The numbers: The US government posted a $ 141 billion budget deficit in December, and the gap is likely to widen further in the coming months after Washington approved more federal aid for the economy. The deficit increased last month from just a $ 13 billion budget gap in the same month of 2019, the Treasury Department said Wednesday.
US budget deficit climbs to $ 144 billion in December
The budget gap in the first three months of the current fiscal year was 61% higher compared to the previous year: $ 573 billion versus $ 357 billion. The increase in the deficit almost entirely reflects an increase in public spending to try to keep the economy afloat until the coronavirus pandemic fades. Washington has spent billions on stimulus checks for families, more generous unemployment benefits and grants for struggling businesses. Read: America lost 140,000 jobs in December. How bad was it? What happened: Tax revenue increased 3% in December to $ 346 billion from $ 336 billion a year earlier. The high level of taxes Washington is collecting is due to a strong rebound in the economy since the pandemic broke out last spring and the ability of most businesses to adapt.
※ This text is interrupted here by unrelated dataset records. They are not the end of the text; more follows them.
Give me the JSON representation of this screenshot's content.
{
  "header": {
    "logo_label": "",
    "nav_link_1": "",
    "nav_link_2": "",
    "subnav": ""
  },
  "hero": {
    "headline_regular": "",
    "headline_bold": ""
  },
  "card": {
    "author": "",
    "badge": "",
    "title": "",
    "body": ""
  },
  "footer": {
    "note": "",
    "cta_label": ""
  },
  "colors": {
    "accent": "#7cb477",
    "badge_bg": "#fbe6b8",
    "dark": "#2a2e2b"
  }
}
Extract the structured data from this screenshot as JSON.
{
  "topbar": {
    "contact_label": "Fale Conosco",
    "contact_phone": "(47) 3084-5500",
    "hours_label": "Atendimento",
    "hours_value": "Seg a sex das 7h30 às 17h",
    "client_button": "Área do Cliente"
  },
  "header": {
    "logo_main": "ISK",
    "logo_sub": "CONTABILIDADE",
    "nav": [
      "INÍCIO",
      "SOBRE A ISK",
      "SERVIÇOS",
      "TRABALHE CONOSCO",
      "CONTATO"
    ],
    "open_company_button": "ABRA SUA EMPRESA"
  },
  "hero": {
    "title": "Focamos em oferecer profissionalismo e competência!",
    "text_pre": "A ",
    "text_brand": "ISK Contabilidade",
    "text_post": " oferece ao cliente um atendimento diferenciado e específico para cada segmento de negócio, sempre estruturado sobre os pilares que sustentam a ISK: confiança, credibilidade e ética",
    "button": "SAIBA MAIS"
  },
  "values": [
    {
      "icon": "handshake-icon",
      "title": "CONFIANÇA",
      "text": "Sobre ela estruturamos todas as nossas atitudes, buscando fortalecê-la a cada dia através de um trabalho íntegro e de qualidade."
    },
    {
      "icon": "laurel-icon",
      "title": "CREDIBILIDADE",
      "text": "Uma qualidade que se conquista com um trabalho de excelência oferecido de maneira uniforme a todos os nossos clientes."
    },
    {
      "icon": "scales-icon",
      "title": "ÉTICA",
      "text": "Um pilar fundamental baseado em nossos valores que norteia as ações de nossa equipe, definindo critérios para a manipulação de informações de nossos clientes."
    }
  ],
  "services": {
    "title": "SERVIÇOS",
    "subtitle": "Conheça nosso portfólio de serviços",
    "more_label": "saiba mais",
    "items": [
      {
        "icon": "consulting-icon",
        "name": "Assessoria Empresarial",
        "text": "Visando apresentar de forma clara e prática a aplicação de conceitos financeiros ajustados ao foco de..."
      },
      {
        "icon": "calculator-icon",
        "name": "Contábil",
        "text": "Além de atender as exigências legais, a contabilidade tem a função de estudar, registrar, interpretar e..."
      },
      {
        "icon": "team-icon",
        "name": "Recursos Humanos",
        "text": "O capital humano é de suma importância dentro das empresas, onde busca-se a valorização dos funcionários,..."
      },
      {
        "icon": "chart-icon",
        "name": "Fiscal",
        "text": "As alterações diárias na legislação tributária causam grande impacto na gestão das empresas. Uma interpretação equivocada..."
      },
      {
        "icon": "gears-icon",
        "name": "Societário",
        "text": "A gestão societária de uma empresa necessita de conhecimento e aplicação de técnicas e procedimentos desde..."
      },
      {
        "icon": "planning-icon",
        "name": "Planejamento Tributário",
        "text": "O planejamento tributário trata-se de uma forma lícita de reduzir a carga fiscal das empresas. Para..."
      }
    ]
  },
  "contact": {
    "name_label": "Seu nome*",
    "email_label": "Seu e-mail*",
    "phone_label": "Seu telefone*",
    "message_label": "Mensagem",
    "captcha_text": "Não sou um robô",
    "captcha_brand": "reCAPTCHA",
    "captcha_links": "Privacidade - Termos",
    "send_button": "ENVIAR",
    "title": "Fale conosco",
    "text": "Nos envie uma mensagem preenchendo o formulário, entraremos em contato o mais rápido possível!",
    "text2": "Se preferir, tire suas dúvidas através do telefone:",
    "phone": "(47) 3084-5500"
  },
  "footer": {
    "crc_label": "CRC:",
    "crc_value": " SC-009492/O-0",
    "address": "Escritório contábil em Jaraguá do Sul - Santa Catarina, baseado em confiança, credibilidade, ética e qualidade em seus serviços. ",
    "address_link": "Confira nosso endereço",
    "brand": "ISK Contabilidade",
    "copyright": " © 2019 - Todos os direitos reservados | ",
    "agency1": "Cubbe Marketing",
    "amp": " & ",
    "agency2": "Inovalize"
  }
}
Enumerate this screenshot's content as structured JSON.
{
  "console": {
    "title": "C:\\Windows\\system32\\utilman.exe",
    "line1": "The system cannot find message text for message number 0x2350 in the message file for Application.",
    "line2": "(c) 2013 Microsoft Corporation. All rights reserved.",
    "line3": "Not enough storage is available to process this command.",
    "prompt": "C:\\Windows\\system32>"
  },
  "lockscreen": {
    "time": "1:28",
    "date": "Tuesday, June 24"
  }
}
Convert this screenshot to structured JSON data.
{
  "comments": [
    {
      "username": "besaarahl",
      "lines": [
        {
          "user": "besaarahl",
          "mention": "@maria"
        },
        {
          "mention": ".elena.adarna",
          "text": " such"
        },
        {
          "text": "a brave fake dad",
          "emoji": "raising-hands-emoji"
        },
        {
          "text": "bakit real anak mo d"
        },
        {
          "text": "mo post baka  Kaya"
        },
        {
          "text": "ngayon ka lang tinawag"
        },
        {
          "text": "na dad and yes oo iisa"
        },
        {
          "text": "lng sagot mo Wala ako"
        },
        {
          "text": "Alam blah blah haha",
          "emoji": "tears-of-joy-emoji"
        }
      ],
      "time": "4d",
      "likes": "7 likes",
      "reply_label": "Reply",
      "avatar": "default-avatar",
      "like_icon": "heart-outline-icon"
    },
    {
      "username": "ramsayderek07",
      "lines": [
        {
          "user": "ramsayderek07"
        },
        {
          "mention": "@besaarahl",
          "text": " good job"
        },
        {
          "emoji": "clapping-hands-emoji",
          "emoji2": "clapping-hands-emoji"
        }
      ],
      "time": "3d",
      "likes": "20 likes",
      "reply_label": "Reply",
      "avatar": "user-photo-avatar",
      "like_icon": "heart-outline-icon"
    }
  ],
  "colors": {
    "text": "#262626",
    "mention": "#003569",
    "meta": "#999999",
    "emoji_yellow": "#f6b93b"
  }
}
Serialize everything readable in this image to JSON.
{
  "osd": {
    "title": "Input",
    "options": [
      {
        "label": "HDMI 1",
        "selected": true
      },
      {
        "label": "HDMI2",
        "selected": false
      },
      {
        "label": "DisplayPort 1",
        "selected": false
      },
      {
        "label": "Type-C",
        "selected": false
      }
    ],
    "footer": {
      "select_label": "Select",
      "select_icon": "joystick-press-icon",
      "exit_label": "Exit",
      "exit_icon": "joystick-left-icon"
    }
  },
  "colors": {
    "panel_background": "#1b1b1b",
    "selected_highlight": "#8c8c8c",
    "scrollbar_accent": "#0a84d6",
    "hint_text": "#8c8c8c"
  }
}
Tax revenue could slow again after a record spike in cases and more government restrictions on businesses. However, the new restrictions are not as widespread. Government spending was up 40% from the previous year to $ 490 billion in December. Most of the increase in spending last month was tied to health care and Social Security benefits. The federal government is spending more on coronavirus vaccines and related treatments. Read: Restaurants cut another 372,000 jobs in December Big picture: Historically large budget deficits are expected to persist for some time. Last month, Washington approved nearly $ 1 billion in new aid for the economy, and President-elect Joe Biden promised that even more aid is on the way. The deficit exceeded $ 3 trillion in the fiscal year ending September 30. It was the largest deficit as a percentage of gross domestic product since 1945. The deficit was expected to be cut in half in the current fiscal year, according to the Congressional Budget Office. But that will depend on the actions taken under the new Biden administration Market reaction: The yield on the 10-year Treasury note TMUBMUSD10Y, 1,090% exceeded 1% in early January for the first time since the beginning of the pandemic. Some Wall Street Investors DJIA, + 0.17% are concerned that high deficits will cause inflation to rise, but prices are low and likely to stay that way until the economy is close to a full recovery.